Further Reading: Getting Data from Files

You've just learned to load data from four different formats — a skill you'll use in virtually every data science project. Here are resources to deepen your understanding, organized by what caught your interest.

Tier 1: Verified Sources

These are published books with full bibliographic details.

Wes McKinney, Python for Data Analysis: Data Wrangling with pandas, NumPy, and Jupyter (O'Reilly, 3rd edition, 2022). McKinney created pandas, and his book is the definitive reference for data loading. Chapter 6 covers reading and writing data in all the formats we discussed — CSV, Excel, JSON, SQL databases, and more (including HDF5 and Parquet, which we didn't cover). If you want to understand every parameter of read_csv(), this is where to look. The third edition is updated for modern pandas.

Alan Beaulieu, Learning SQL: Generate, Manipulate, and Retrieve Data (O'Reilly, 3rd edition, 2020). If the SQL section of this chapter sparked your interest, Beaulieu's book is the best beginner-friendly SQL resource available. It starts with simple SELECT statements and builds to complex joins, subqueries, and window functions. The examples use MySQL, but the SQL concepts transfer directly to SQLite, PostgreSQL, and other databases. Clear writing, good exercises, and a logical progression.

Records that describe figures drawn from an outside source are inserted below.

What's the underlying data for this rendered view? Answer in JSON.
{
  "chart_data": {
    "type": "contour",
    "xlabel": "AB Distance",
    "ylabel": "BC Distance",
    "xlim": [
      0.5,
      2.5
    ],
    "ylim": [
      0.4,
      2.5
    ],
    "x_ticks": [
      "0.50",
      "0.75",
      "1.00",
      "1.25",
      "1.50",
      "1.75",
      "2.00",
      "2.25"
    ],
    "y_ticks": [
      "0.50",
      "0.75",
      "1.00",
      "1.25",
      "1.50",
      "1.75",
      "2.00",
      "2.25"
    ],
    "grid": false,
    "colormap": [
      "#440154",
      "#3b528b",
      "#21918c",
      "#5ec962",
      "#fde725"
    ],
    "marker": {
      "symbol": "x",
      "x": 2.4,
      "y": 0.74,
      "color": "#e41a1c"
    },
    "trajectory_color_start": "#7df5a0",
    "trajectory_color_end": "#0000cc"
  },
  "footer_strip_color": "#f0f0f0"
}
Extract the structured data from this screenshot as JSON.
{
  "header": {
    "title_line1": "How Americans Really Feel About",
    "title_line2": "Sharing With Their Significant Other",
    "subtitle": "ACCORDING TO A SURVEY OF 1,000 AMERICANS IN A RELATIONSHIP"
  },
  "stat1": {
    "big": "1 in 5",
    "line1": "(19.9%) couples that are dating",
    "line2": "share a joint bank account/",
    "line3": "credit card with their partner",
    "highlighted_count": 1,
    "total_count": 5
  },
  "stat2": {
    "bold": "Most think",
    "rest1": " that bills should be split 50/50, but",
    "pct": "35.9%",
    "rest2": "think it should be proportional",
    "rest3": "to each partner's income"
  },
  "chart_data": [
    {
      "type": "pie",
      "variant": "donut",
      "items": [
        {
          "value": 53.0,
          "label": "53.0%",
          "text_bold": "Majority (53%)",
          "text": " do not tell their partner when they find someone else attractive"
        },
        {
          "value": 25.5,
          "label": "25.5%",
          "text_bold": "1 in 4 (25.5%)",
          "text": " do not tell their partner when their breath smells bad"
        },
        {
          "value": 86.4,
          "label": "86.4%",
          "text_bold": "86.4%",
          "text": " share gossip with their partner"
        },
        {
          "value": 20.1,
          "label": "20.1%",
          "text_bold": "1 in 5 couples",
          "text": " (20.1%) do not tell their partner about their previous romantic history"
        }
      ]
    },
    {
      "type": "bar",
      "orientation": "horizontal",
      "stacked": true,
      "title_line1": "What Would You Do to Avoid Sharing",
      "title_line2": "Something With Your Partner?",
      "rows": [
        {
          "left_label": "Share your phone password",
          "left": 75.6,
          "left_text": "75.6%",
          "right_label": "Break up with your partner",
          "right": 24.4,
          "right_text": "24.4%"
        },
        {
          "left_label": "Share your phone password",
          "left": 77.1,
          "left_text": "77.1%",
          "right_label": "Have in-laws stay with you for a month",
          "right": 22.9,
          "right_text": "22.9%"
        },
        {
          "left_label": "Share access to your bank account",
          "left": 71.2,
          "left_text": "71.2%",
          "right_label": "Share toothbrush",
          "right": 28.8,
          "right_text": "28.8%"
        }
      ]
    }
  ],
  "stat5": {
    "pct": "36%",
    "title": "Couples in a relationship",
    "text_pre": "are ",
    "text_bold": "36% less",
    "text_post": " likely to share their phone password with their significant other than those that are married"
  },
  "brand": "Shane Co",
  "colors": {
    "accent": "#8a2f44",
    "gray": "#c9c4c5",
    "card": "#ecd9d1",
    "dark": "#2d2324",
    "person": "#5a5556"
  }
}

Anthony Molinaro and Robert de Graaf, SQL Cookbook: Query Solutions and Techniques for All SQL Users (O'Reilly, 2nd edition, 2021). More of a reference than a tutorial. If you already understand basic SQL and want to solve specific problems — "How do I find duplicate rows?" "How do I pivot data in SQL?" — this book has the patterns. Organized by task rather than by concept, so you can look up exactly what you need. Covers multiple database dialects.

Joel Grus, Data Science from Scratch: First Principles with Python (O'Reilly, 2nd edition, 2019). Chapter 9 covers getting data from files, APIs, and databases, including web scraping. Grus takes a hands-on, build-it-yourself approach that complements the pandas-centric methods we used. Good for understanding what's happening under the hood when you call read_csv().

Tier 2: Attributed Resources

These are well-known online resources and documentation. We provide enough detail to find them without URLs (because links change).

The pandas documentation — "IO Tools" section. The official pandas documentation has an extensive chapter on Input/Output that covers every file format pandas supports, including CSV, Excel, JSON, SQL, Parquet, HDF5, Feather, and more. Search for "pandas IO tools" to find it. The parameter tables for read_csv() and read_excel() are exhaustive — useful when you encounter an edge case the textbook didn't cover.

SQLite documentation (sqlite.org). SQLite's official website includes surprisingly readable documentation, including a complete SQL syntax reference. The "SQL As Understood By SQLite" page is a practical reference for all the SQL statements we covered and many we didn't. SQLite is used in more applications than any other database engine in the world — understanding it well is time well spent.

Joel Nothman, "Character encoding and pandas" (blog post, various versions). Several excellent blog posts explain the relationship between character encoding and data loading in Python and pandas. Searching for "pandas encoding utf-8 latin-1 guide" will surface practical tutorials. Understanding encoding saves hours of debugging when working with international data.

Python documentation for the json module. Python's standard library documentation for the json module covers json.load(), json.loads(), json.dump(), and all formatting options. Search "python json module documentation" to find the official docs at docs.python.org.

Recommended Next Steps

If you want more SQL practice: Download the "Chinook" sample database (a music store database commonly used for SQL learning — search for "Chinook SQLite database"). It has 11 related tables and is perfect for practicing SELECT, JOIN, and GROUP BY queries.
If you work with messy Excel files regularly: Explore the openpyxl library directly (not through pandas). It gives you cell-level control for reading and writing Excel files, including formatting, formulas, and charts. The official openpyxl documentation is well-organized.
If JSON and APIs intrigue you: Jump straight to Chapter 13, where you'll learn to pull JSON data directly from web APIs — turning the internet into your data source.
If you want to learn about data formats we didn't cover: Look into Parquet (a columnar format optimized for large datasets) and Feather (a fast binary format for DataFrames). Both are supported by pandas and are increasingly common in data engineering pipelines. McKinney's book covers both.
If the SQL section felt too brief: Consider working through an online SQL tutorial. "SQLBolt" (search for it by name) offers interactive browser-based SQL lessons with immediate feedback. "Mode Analytics SQL Tutorial" is another well-regarded free resource.